C'était la principale chose qui lui pesait depuis qu'on l'avait mise au courant. Elle n'arrivait pas à croire que toute sa vie avait été bercée par le mensonge. Elle n'arrivait pas à se faire à l'idée qu'elle n'était pas assez bien pour qu'on lui avoue tout.

Sa question fit soupirer Laurie-Anne. Kelly leva la tête dans sa direction et vit qu'elle regardait au loin, comme si c'était quelque chose qu'elle n'avait pas envie d'aborder. Or, elle n'avait pas le choix. Elles étaient seules dans cette discussion et, par ce fait, la femme n'avait personne avec qui parler pour faire dévier la conversation. 

— Ce n'était pas notre idée, Kelly. Je veux que tu le saches. Quand on est partis, ton père et moi, on avait le coeur brisé. Je ne te le répéterai jamais assez, mais t'abandonner a été la pire épreuve de toute ma vie. Quand on t'a confiée à Mireille, le jour de notre départ, on lui a fait promettre de te donner tout l'amour dont tu avais besoin. Tout l'amour qu'on ne te donnerait pas. On a fait promettre à Mireille de s'occuper de toi comme si tu étais sa propre fille. La dernière chose qu'on voulait, c'était que tu te sentes abandonnée. Tu avais tellement de valeur pour nous, tu étais notre trésor, notre bébé. Et c'est encore le cas. Moi et Thomas, on t'aime plus que tout, Kelly. On voulait que tu sentes cet amour même sans qu'on soit là pour te le prodiguer. Alors, j'imagine que Mireille a cru que, pour que tu ne te sentes pas abandonnée, il valait mieux que tu croies que tu étais restée dans ta famille. Elle croyait peut-être que de te faire valoriser par quelqu'un que tu croyais faire partie de ta famille t'apporterait plus que par des personnes avec qui tu n'avais pas de lien par le sang. Elle a fait de son mieux. Tout ce qu'on a fait, tout ce que tout le monde a toujours fait, c'était pour ton bien. Parce que tu es aimée d'un amour inconditionnel, ma chérie.

Enfin, les yeux de sa mère se posèrent sur elle. Des yeux mouillés, brillants de larmes. À ce moment, les siens devaient être identiques. Elle se rendait maintenant compte de tous les doutes dont elle était emplie depuis des années. Des doutes sur l'amour que lui prodiguaient ses parents et tout son entourage. Elle avait peur que tout ceci ne soit que des faux-semblants, avait peur de ne jamais avoir été aimée, au fond. Alors les paroles de sa mère mirent un baume sur son coeur meurtri par l'incertitude. Un frisson glissa sur son dos et elle déglutit à de nombreuses reprises pour empêcher les larmes de couler.
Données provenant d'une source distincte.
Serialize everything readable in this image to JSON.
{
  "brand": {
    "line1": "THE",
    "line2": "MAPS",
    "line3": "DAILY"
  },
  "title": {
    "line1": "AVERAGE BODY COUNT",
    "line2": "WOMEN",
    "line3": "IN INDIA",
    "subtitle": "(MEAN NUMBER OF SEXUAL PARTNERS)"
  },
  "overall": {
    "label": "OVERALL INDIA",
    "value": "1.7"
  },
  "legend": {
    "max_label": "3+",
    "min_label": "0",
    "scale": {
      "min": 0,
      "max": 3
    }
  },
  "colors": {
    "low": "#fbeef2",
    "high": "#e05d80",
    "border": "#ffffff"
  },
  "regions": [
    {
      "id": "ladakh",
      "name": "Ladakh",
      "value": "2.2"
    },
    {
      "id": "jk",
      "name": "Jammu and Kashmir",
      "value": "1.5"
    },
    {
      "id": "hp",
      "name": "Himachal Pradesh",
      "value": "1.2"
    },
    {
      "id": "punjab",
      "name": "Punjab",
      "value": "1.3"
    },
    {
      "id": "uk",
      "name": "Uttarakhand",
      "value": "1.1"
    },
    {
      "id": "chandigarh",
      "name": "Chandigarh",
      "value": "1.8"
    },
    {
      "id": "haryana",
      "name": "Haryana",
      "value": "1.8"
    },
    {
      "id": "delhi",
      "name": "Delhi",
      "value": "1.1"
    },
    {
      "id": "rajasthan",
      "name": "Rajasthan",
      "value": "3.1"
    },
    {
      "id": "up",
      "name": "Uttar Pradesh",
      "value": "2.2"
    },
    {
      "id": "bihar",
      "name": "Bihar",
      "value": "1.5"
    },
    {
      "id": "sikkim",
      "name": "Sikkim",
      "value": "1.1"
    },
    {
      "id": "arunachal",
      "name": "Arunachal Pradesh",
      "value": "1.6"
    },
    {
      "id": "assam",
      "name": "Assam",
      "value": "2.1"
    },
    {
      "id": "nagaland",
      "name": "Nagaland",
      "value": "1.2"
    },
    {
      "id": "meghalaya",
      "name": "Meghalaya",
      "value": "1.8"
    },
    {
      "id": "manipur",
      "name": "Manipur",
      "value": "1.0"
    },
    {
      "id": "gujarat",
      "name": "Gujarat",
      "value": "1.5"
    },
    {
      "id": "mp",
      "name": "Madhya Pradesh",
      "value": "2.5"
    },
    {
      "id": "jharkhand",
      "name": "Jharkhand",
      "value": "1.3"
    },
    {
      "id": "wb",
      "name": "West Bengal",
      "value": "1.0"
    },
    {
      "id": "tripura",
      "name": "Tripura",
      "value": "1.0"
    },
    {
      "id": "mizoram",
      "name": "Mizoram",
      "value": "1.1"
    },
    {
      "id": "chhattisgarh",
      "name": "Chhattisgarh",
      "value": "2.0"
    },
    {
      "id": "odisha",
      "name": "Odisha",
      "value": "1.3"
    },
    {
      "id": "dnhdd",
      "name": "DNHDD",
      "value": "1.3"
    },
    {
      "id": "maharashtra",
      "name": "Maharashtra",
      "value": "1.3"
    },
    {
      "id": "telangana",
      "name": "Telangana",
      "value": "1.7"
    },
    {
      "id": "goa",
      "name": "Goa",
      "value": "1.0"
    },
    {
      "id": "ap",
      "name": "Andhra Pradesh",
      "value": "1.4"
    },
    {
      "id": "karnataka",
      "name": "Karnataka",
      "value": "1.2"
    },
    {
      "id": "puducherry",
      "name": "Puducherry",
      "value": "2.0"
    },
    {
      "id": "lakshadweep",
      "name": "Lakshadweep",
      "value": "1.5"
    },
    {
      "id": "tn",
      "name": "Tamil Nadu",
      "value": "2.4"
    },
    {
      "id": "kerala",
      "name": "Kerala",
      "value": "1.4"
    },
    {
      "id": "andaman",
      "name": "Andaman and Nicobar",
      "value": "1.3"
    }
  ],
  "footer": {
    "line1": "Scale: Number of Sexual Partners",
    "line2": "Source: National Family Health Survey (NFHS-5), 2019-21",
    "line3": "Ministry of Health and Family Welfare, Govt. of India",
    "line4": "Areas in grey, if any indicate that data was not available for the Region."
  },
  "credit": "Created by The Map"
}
Le silence plana quelques secondes entre les deux filles, laissant le temps à Kelly de ravaler ses larmes. Ce n'était pas le moment de pleurer. Elle devait se montrer forte, devait se présenter forte et sûre d'elle au hameau. Elle devait rendre Nicolas fier.
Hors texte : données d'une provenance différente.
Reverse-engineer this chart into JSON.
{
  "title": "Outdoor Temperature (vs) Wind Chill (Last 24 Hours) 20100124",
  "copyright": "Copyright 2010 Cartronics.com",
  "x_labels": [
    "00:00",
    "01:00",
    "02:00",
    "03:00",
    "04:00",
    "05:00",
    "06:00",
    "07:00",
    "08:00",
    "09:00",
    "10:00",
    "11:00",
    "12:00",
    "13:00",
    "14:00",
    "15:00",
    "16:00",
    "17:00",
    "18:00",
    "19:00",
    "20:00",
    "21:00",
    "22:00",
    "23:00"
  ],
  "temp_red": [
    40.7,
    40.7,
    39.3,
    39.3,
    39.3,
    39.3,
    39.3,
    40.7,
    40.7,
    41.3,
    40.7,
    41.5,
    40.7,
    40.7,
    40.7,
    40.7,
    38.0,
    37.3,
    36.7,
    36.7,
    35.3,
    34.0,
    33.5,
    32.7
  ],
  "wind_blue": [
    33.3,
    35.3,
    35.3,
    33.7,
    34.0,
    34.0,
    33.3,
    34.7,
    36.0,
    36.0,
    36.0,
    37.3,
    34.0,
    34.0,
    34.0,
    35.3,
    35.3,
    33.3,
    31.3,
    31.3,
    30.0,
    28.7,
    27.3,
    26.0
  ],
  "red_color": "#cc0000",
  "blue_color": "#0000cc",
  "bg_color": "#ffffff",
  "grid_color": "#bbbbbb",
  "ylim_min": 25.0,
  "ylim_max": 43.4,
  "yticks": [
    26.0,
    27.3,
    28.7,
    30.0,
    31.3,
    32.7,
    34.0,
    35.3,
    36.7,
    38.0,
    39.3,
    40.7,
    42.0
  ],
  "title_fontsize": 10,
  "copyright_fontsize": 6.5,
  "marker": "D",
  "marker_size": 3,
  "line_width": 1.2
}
— Quand est-ce que je vais pouvoir rencontrer les gens de ma vraie famille ? demanda-t-elle avec le plus de détachement possible.

Ce n'était pas le moment d'être émotive.

À nouveau, Laurie-Anne soupira et secoua la tête. Plutôt que de lui faire ressasser de mauvais souvenirs, cette fois, cette question sembla réveiller une amertume qu'elle avait évitée de montrer jusque là.

— Je ne sais pas si tu les rencontreras un jour, Kelly. Je... entre mes parents et moi, c'est difficile. Et ceux de Thomas ne m'aiment pas. Ils n'ont jamais accetés que leur fils enseigne la médecine à une femme. De vrais vieux-jeux.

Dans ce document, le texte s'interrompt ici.